Report: Taxes, Health Care Halting Econ. Recovery

According to a statewide survey of business owners and managers, taxes and changes in health care are the leading factors standing in the way of Minnesota's economic recovery.

Minnesota business owners and managers are blaming taxes and health care issues for the state's slow progress in economic recovery, according to the seventh annual Minnesota Business Barometer Survey.

The Minnesota Business Barometer Survey-which is co-sponsored by the Minnesota Chamber of Commerce and Bloomington-based Himle Horner, Inc.-showed that slightly more than 40 percent of all employers, as well as Minnesota Chamber members polled, said Minnesota was emerging more slowly than other states from the recession.

In addition, nearly 30 percent of those polled in the general business community said the state's economy was improving, and a similar percentage said it was worsening, according to the findings.

Looking back, less than 20 percent surveyed said they were more profitable than last year, and 30 percent said they were less profitable.

Taxes and health care expenses ranked as the biggest concerns among the general business community, as well as Minnesota Chamber members.
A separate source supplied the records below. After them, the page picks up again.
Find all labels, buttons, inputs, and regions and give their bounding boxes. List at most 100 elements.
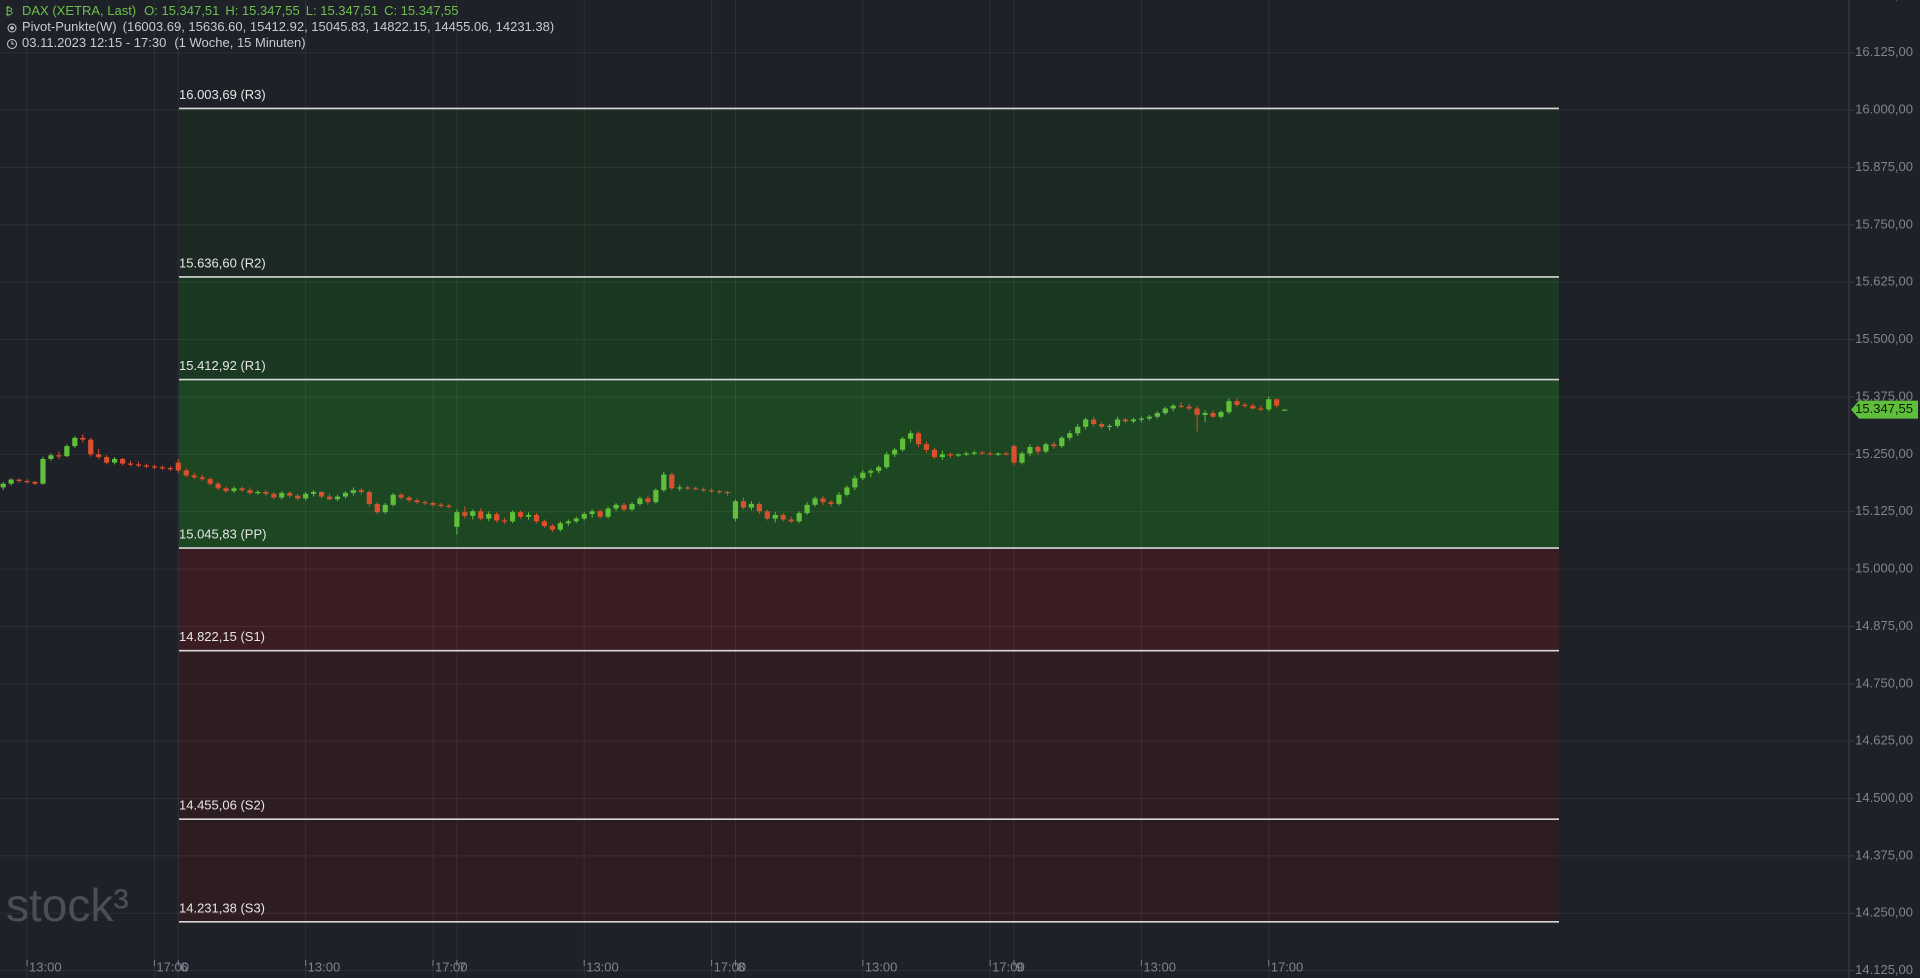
y-tick-label: 16.000,00 <box>1855 102 1913 117</box>
candle-body <box>1027 447 1033 454</box>
candle-body <box>342 492 349 497</box>
candle-body <box>48 455 54 459</box>
candle-body <box>1075 426 1081 434</box>
candle-body <box>955 454 961 456</box>
candle-body <box>318 491 325 497</box>
candle-body <box>96 454 102 458</box>
candle-body <box>8 479 14 484</box>
candle-body <box>263 491 269 494</box>
candle-body <box>478 511 484 519</box>
candle-body <box>1019 453 1025 463</box>
candle-body <box>311 491 317 494</box>
pivot-zone <box>179 276 1559 380</box>
candle-body <box>1122 419 1129 422</box>
candle-body <box>756 503 762 512</box>
candle-body <box>1178 405 1184 407</box>
candle-body <box>239 488 245 491</box>
x-tick-label: 13:00 <box>865 959 898 974</box>
candle-body <box>661 474 667 491</box>
x-tick-label: 6 <box>180 959 187 974</box>
candle-body <box>1035 447 1041 452</box>
y-tick-label: 15.625,00 <box>1855 274 1913 289</box>
last-price-label: 15.347,55 <box>1855 401 1913 416</box>
candle-body <box>597 511 603 517</box>
candle-body <box>1274 399 1280 406</box>
candle-body <box>80 437 86 440</box>
candle-body <box>16 479 22 481</box>
candle-body <box>892 449 898 455</box>
candle-body <box>406 497 412 501</box>
candle-body <box>175 462 181 471</box>
pivot-label: 14.455,06 (S2) <box>179 798 265 813</box>
icon <box>11 41 14 45</box>
pivot-zones <box>179 108 1559 922</box>
candle-body <box>804 504 810 514</box>
y-tick-label: 15.125,00 <box>1855 503 1913 518</box>
candle-body <box>971 452 977 454</box>
candle-body <box>1226 401 1232 413</box>
candle-body <box>40 458 46 484</box>
y-tick-label: 14.875,00 <box>1855 618 1913 633</box>
y-tick-label: 15.875,00 <box>1855 159 1913 174</box>
candle-body <box>295 495 301 499</box>
candle-body <box>915 433 922 445</box>
candle-body <box>326 496 333 500</box>
candle-body <box>438 504 444 507</box>
pivot-zone <box>179 108 1559 277</box>
y-tick-label: 14.125,00 <box>1855 962 1913 977</box>
candle-body <box>454 512 460 527</box>
candle-body <box>1266 399 1272 410</box>
candle-body <box>1242 404 1248 406</box>
candle-body <box>629 503 635 510</box>
x-tick-label: 13:00 <box>1143 959 1176 974</box>
candle-body <box>167 468 173 470</box>
candle-body <box>1282 409 1288 411</box>
candle-body <box>979 452 985 454</box>
candle-body <box>708 490 715 492</box>
candle-body <box>151 466 158 468</box>
candle-body <box>1210 413 1216 417</box>
x-tick-label: 13:00 <box>29 959 62 974</box>
x-tick-label: 13:00 <box>586 959 619 974</box>
candle-body <box>255 491 261 494</box>
candle-body <box>589 511 595 515</box>
candle-body <box>732 501 739 519</box>
candle-body <box>112 458 118 463</box>
candle-body <box>279 492 285 498</box>
candle-body <box>135 464 142 466</box>
candle-body <box>844 487 850 495</box>
candle-body <box>462 512 468 516</box>
candle-body <box>390 494 396 505</box>
candle-body <box>963 453 969 455</box>
candle-body <box>183 470 189 476</box>
candle-body <box>828 502 834 504</box>
candle-body <box>836 494 842 504</box>
candle-body <box>350 490 357 493</box>
x-tick-label: 17:00 <box>435 959 468 974</box>
y-tick-label: 14.500,00 <box>1855 790 1913 805</box>
candle-body <box>382 504 388 513</box>
candle-body <box>104 457 110 463</box>
candle-body <box>772 514 778 519</box>
candle-body <box>581 514 587 519</box>
candle-body <box>334 496 341 500</box>
candle-body <box>637 498 643 504</box>
candle-body <box>931 449 938 458</box>
icon: ₿ <box>5 6 13 18</box>
candle-body <box>868 470 874 473</box>
instrument: DAX (XETRA, Last) <box>22 3 136 18</box>
x-tick-label: 17:00 <box>156 959 189 974</box>
candle-body <box>557 523 563 530</box>
candle-body <box>159 467 165 469</box>
y-tick-label: 14.750,00 <box>1855 675 1913 690</box>
header: ₿ DAX (XETRA, Last) O: 15.347,51 H: 15.347… <box>5 3 554 50</box>
y-tick-label: 15.750,00 <box>1855 216 1913 231</box>
y-tick-label: 15.500,00 <box>1855 331 1913 346</box>
pivot-zone <box>179 650 1559 820</box>
candle-body <box>1146 416 1152 419</box>
candle-body <box>1098 424 1105 427</box>
x-tick-label: 13:00 <box>308 959 341 974</box>
candle-body <box>287 492 293 496</box>
candle-body <box>207 479 213 484</box>
candle-body <box>1258 408 1264 410</box>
When asked for the top two barriers to job creation, employers surveyed specified taxes (64 percent) and the cost of health care (29 percent).

Forty-six percent of employers surveyed said that their tax burdens were increasing. Health care and taxes also ranked as the top two issues for the governor and lawmakers to address, with 54 percent of those surveyed selecting health care and 39 percent selecting taxes and spending.
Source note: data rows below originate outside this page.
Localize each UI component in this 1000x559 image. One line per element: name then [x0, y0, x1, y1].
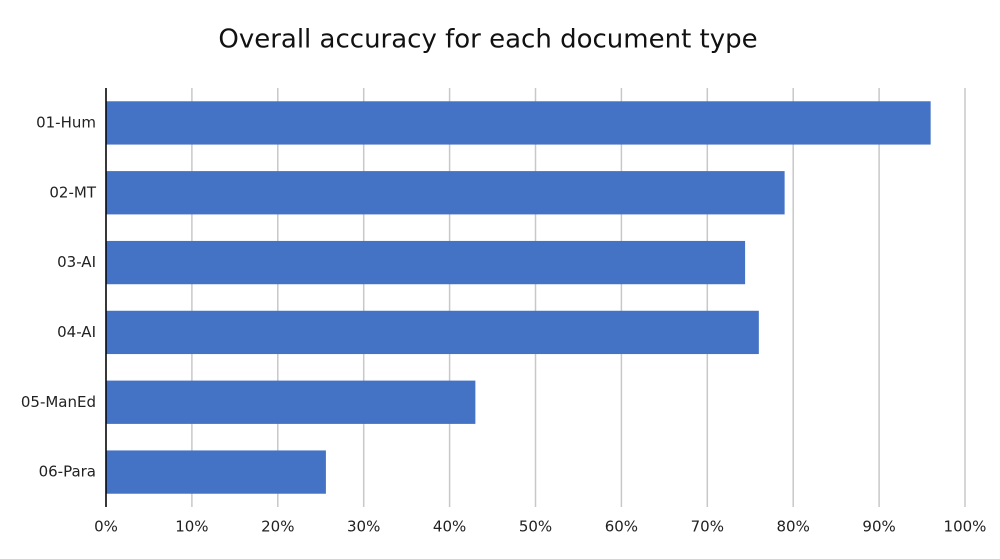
y-tick-label: 02-MT: [49, 183, 96, 201]
y-tick-label: 05-ManEd: [21, 393, 96, 411]
bar: [106, 101, 931, 145]
y-tick-label: 03-AI: [57, 253, 96, 271]
bar: [106, 380, 476, 424]
x-tick-label: 70%: [691, 518, 724, 536]
x-tick-label: 80%: [777, 518, 810, 536]
y-tick-label: 04-AI: [57, 323, 96, 341]
y-tick-label: 01-Hum: [36, 113, 96, 131]
x-tick-label: 20%: [261, 518, 294, 536]
chart-title: Overall accuracy for each document type: [218, 25, 757, 55]
x-tick-label: 50%: [519, 518, 552, 536]
x-tick-label: 60%: [605, 518, 638, 536]
bar: [106, 310, 759, 355]
bar: [106, 240, 746, 285]
x-tick-label: 10%: [175, 518, 208, 536]
bar: [106, 171, 785, 215]
y-tick-label: 06-Para: [39, 463, 96, 481]
x-tick-label: 0%: [94, 518, 118, 536]
x-tick-label: 40%: [433, 518, 466, 536]
bar: [106, 450, 326, 494]
x-tick-label: 90%: [862, 518, 895, 536]
x-tick-label: 100%: [944, 518, 987, 536]
x-tick-label: 30%: [347, 518, 380, 536]
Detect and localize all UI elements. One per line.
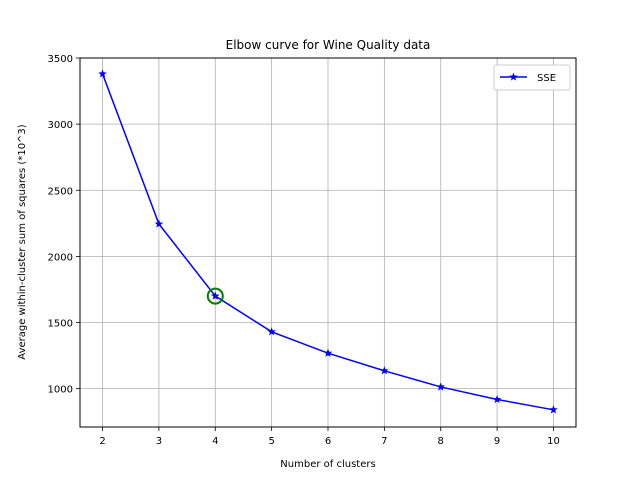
- data-point-star: [549, 405, 558, 414]
- legend: SSE: [493, 64, 571, 91]
- y-axis-label: Average within-cluster sum of squares (*…: [17, 124, 28, 359]
- x-tick-label: 2: [99, 436, 105, 447]
- y-tick-label: 2000: [48, 252, 73, 263]
- data-point-star: [154, 219, 164, 228]
- series-layer: [98, 69, 558, 414]
- y-tick-label: 3000: [48, 120, 73, 131]
- x-tick-label: 10: [547, 436, 560, 447]
- data-point-star: [210, 291, 220, 300]
- legend-star-marker: [509, 72, 518, 81]
- x-tick-label: 6: [325, 436, 331, 447]
- elbow-highlight-circle: [206, 287, 224, 305]
- x-tick-label: 7: [381, 436, 387, 447]
- x-tick-label: 5: [268, 436, 274, 447]
- x-axis-ticks: 2 3 4 5 6 7 8 9 10: [99, 427, 560, 447]
- data-point-star: [323, 348, 333, 357]
- legend-label-sse: SSE: [537, 73, 556, 84]
- data-point-star: [436, 382, 446, 391]
- data-point-star: [98, 69, 107, 78]
- x-axis-label: Number of clusters: [280, 459, 375, 470]
- y-tick-label: 2500: [48, 186, 73, 197]
- y-tick-label: 1000: [48, 385, 73, 396]
- x-tick-label: 8: [438, 436, 444, 447]
- y-tick-label: 3500: [48, 54, 73, 65]
- data-point-star: [380, 366, 389, 375]
- x-tick-label: 9: [494, 436, 500, 447]
- y-axis-ticks: 1000 1500 2000 2500 3000 3500: [48, 54, 80, 396]
- data-point-star: [492, 394, 502, 404]
- x-tick-label: 3: [156, 436, 162, 447]
- legend-box: [493, 64, 571, 91]
- x-tick-label: 4: [212, 436, 218, 447]
- data-point-star: [267, 327, 276, 336]
- chart-title: Elbow curve for Wine Quality data: [226, 38, 431, 52]
- y-tick-label: 1500: [48, 319, 73, 330]
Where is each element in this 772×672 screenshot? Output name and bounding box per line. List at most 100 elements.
The Minnesota Chamber said that these two issues have been ranked at the top since the Business Barometer began in 2004.

On a more positive note, respondents reported long-term optimism about their ability to compete with businesses in other states. Seventy-nine percent said they were optimistic about Minnesota's economic future over the next 10 years, while only 18 percent stated that they were pessimistic.

“Some statistics suggest that Minnesota may be turning the corner and starting our economic recovery. But the Business Barometer demonstrates that this perception is trumped by the reality of a lack of business confidence,” David Olson, Minnesota Chamber president, said in a statement. “Business owners and managers want to invest in Minnesota, but there continues to be too much uncertainty in government policy at the state and federal levels for those investments to be made. It's imperative that policy-makers take steps to place Minnesota employers on a competitive playing field.”

The Minnesota Chamber will release the full results of the Minnesota Business Barometer Survey on Tuesday at its annual meeting. It is the state's largest chamber with 2,400 members.